Kalau dianggarkan dalam APBD 2017 maka konsekuensinya ada yakni daerah merugi karena akan ada sita jaminan yang dijaminkan oleh kuasa hukum Pemkab MTB dengan batas waktu per 31 Desember 2016.

Karena beda argumen maka para wakil rakyat akhirnya melakukan voting pendapat dan berujung pada kesepakatan untuk tidak dianggarkan dalam APBD-P 2016.

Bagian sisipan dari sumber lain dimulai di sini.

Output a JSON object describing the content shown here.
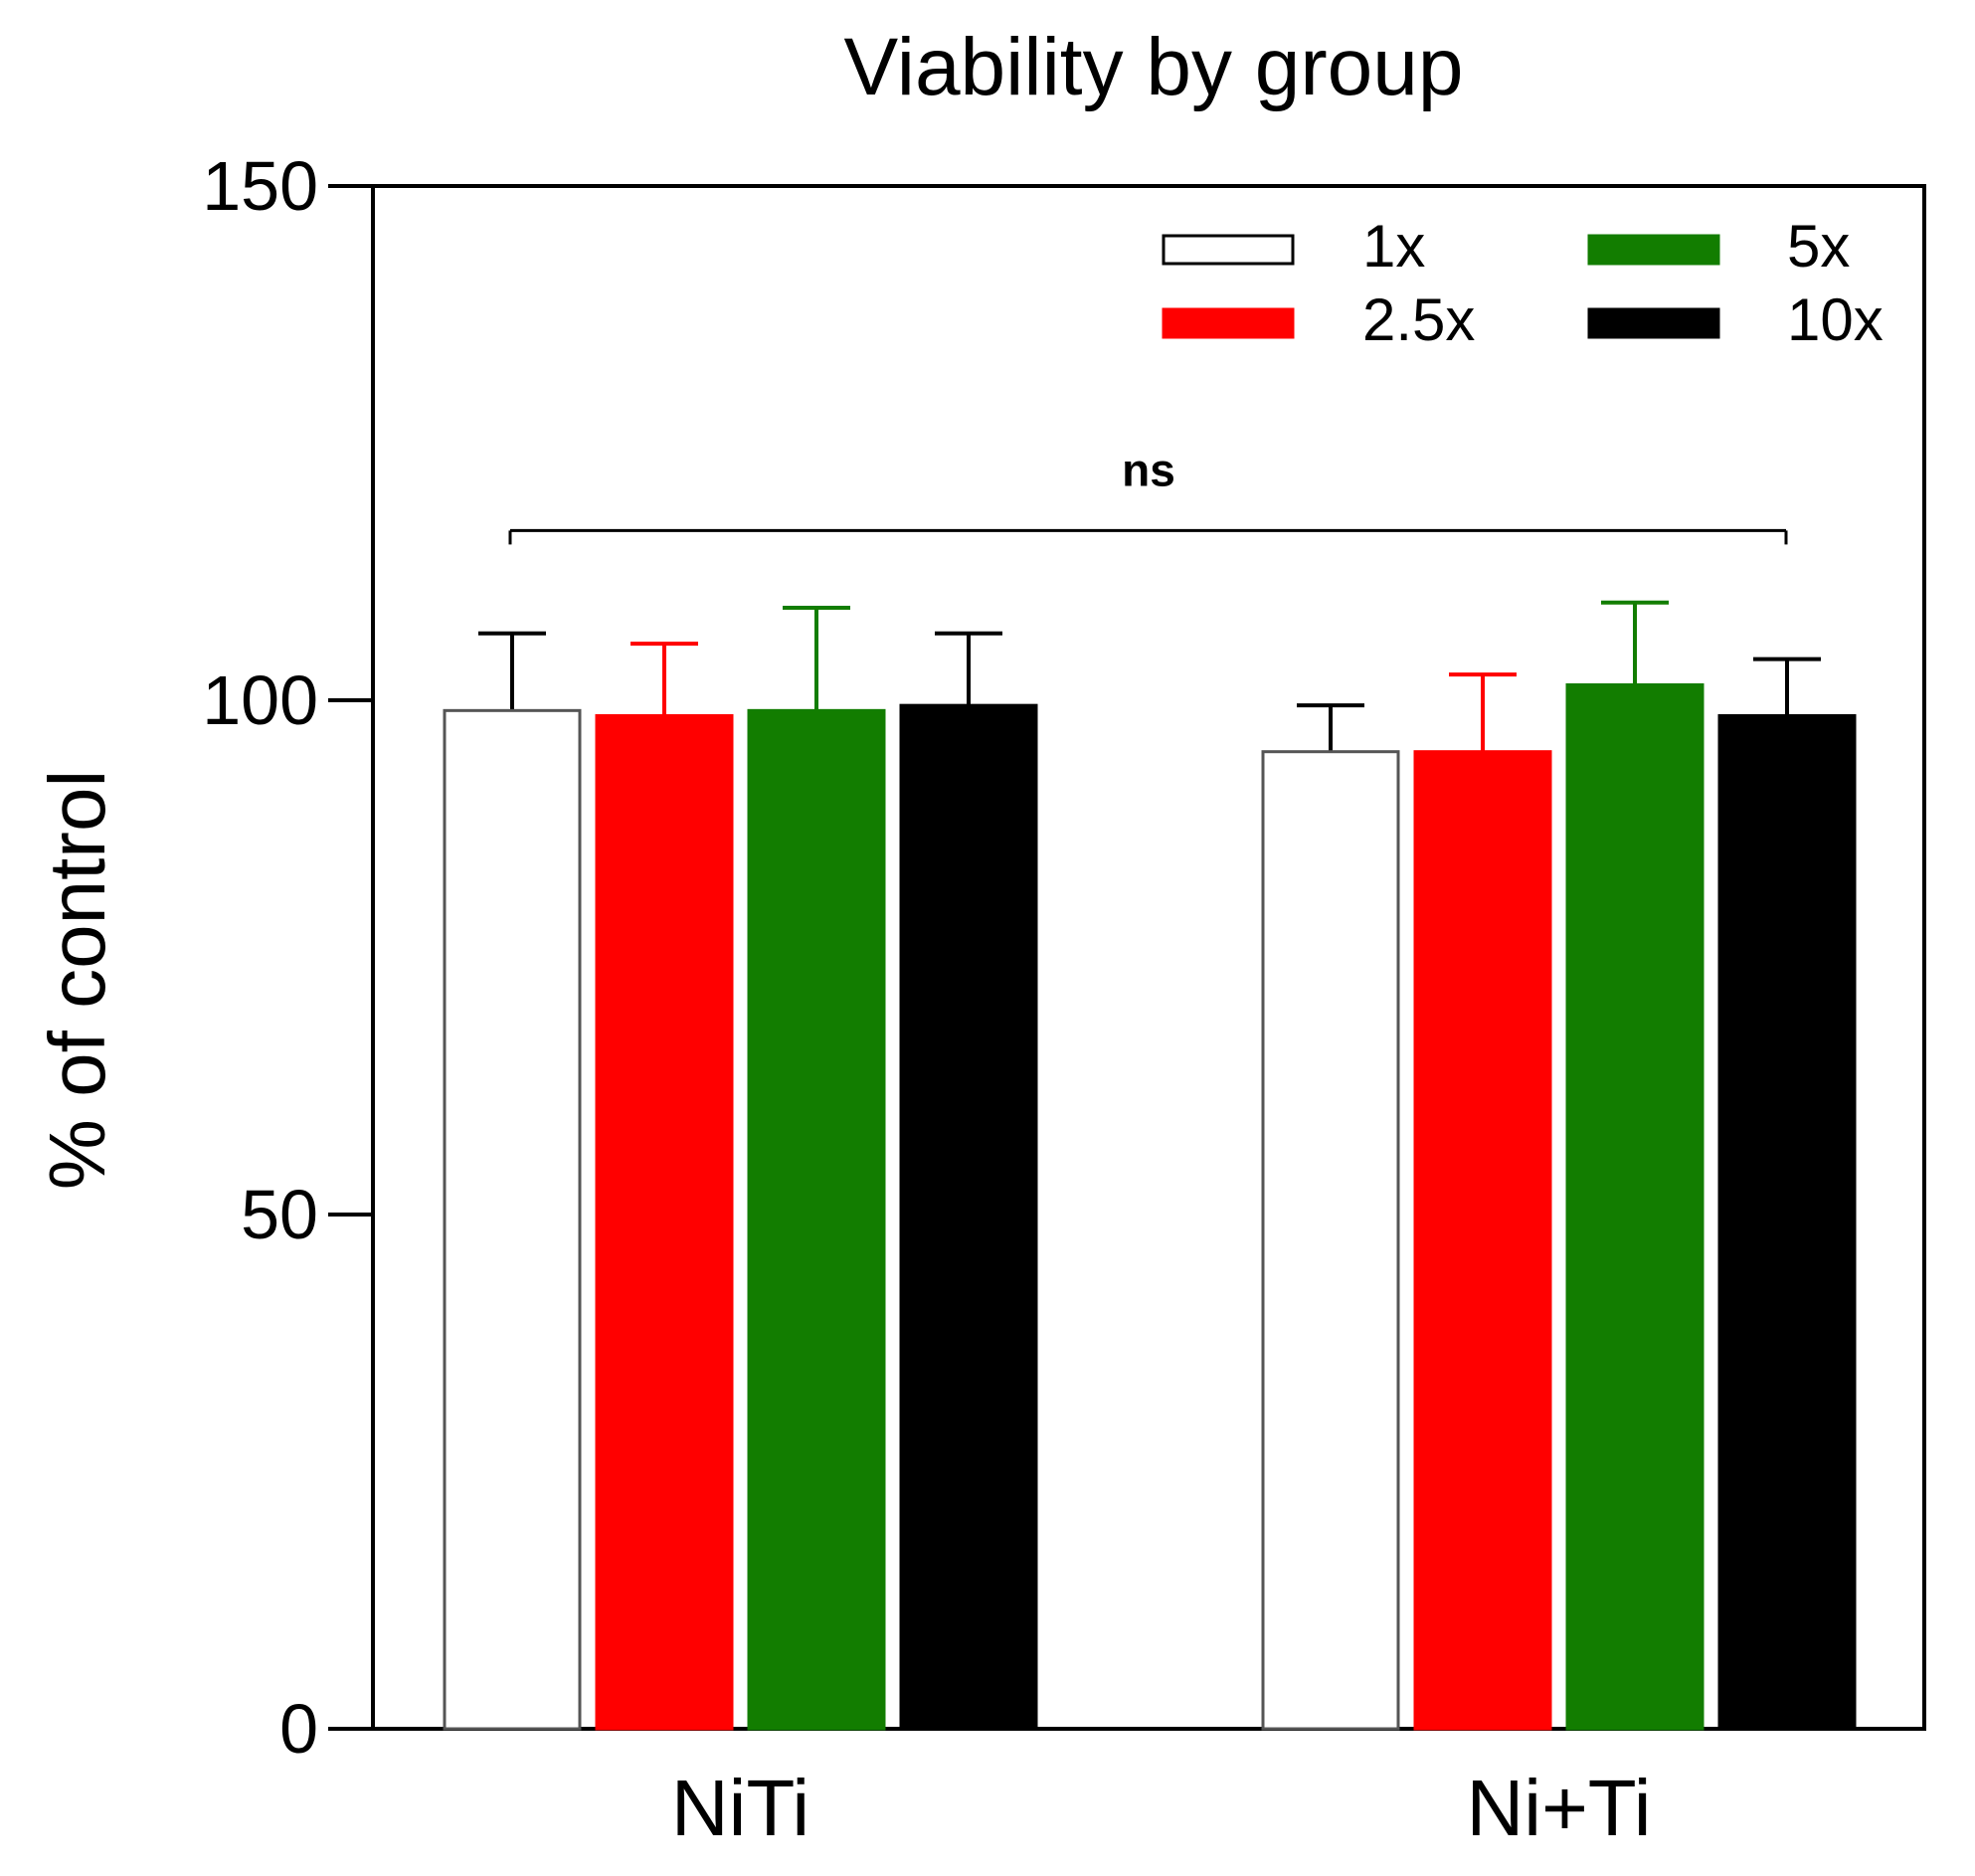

“Tugas pansus ini kan jelas, tidak perlu mempersoalkan putusan PN akan tetapi pansus sebenarnya mencari apa penyebab terjadinya hutang pihak ketiga, sesuai mekanisme atau tidak, siapa saja yang terlibat, siapa yang jaminkan sejumlah aset daerah, dan apakah sudah sesuai mekanisme atau tidak? Rekomendasikan dan proses hukum jika ada temuan, dan jangan persoalkan putusan PN yang sudah berkekuatan hukum tetap,” tegas  Piet Kait Taborat yang saat itu bertindak sebagai pimpinan sidang.

Lima anggota DPRD yakni Sony Hendra Ratissa,S.Hut, Simon J. Liur, Fredek Kormpaulun, Arnolis Lodarmase, Piet Kait Taborat,SH dan Sony Lobloby,S.Sos yang menyetujui untuk dianggarkan dalam APBD-P 2016 akhirnya kalah.

Pasalnya, sembilan orang anggota tidak setuju hutang pihak ketiga dianggarkan dalam APBD-P 2016 yaitu masing-masing Ny. Apolonia Laratmase, Daniel P. Amarduan,S.Sos, Thimotius Keliduan,S.Sos, Ir. Johanis Afaratu, O. W. Lekruna, SH.,M.Hum, Ny. Ema Labatar, D.Labobar,S.Si, Yance Paretty, dan Ny. Ivon Shinsu.

Tercatat, ada dua anggota DPRD yang abstain atau tidak berpendapat yakni Markus Atua dan Olvin Gozan.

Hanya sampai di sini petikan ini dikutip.